Her eyes filled with so much; he struggled not to drag her to him and kiss them closed.

Then they emptied of everything, leaving only hardness. “Why are you telling me this now?”

He shrugged. “I am testing your claim that you know everything. I just proved that you don’t.”

“You proved only that you spin a good yarn. As I already knew you did. Is this one supposed to appeal to my ego?”

A mirthless huff escaped him. “You think I’m making this up? Why? To butter you up for my current purposes? I wish. As someone who knows what a bullet feels like ripping through my flesh, I would have preferred one to admitting how fallible I am, how unprofessional I was, how I risked everyone’s lives to protect a woman who didn’t know me...whom I believed could never be mine.”

Steel mixed with gold in her gaze, clearly not buying his admissions. Funny. If he’d ever thought he’d confess this to her, he wouldn’t have dreamed this would be her reaction.

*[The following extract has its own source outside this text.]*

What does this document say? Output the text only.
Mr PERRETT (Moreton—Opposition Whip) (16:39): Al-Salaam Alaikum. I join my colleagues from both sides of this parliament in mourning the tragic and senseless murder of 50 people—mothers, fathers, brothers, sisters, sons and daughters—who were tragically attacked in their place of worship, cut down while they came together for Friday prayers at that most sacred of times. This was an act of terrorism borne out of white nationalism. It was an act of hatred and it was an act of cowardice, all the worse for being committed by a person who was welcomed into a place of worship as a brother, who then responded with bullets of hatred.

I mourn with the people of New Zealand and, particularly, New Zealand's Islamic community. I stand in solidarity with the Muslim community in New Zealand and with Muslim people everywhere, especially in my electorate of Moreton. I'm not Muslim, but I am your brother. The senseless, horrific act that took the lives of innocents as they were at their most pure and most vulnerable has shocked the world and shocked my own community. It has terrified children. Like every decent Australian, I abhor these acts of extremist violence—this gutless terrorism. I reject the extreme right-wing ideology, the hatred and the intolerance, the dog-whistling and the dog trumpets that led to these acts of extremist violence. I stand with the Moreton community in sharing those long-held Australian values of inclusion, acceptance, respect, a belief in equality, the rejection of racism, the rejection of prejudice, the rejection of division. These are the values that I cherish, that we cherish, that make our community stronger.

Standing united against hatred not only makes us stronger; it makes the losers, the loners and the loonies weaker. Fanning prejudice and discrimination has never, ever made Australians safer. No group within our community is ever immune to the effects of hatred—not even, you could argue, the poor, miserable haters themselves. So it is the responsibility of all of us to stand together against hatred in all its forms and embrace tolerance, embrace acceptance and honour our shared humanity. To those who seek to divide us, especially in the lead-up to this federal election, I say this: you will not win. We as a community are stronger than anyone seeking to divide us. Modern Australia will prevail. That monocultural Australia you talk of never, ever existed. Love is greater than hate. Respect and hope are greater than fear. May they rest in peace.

Might as well confess the rest, let her make whatever she wished of it. “When I burst in and I met your eyes, saw that mixture of terror and courage and fury...I couldn’t imagine I wouldn’t be able to look in those eyes again, to get the chance to know you. My instincts took over...and I let them.”

She averted those eyes, depriving him of their touch. “Yet after you went to such lengths to save me, you didn’t follow up on your wish to ‘know’ me. Not for over a year.”

He exhaled heavily. “I might have saved the day, for you and for everyone else, but I knew how badly I messed up. I guess I was punishing myself for failing to fulfill my duty and couldn’t reward my failure by giving myself the gift of knowing you, the one behind my lapse.”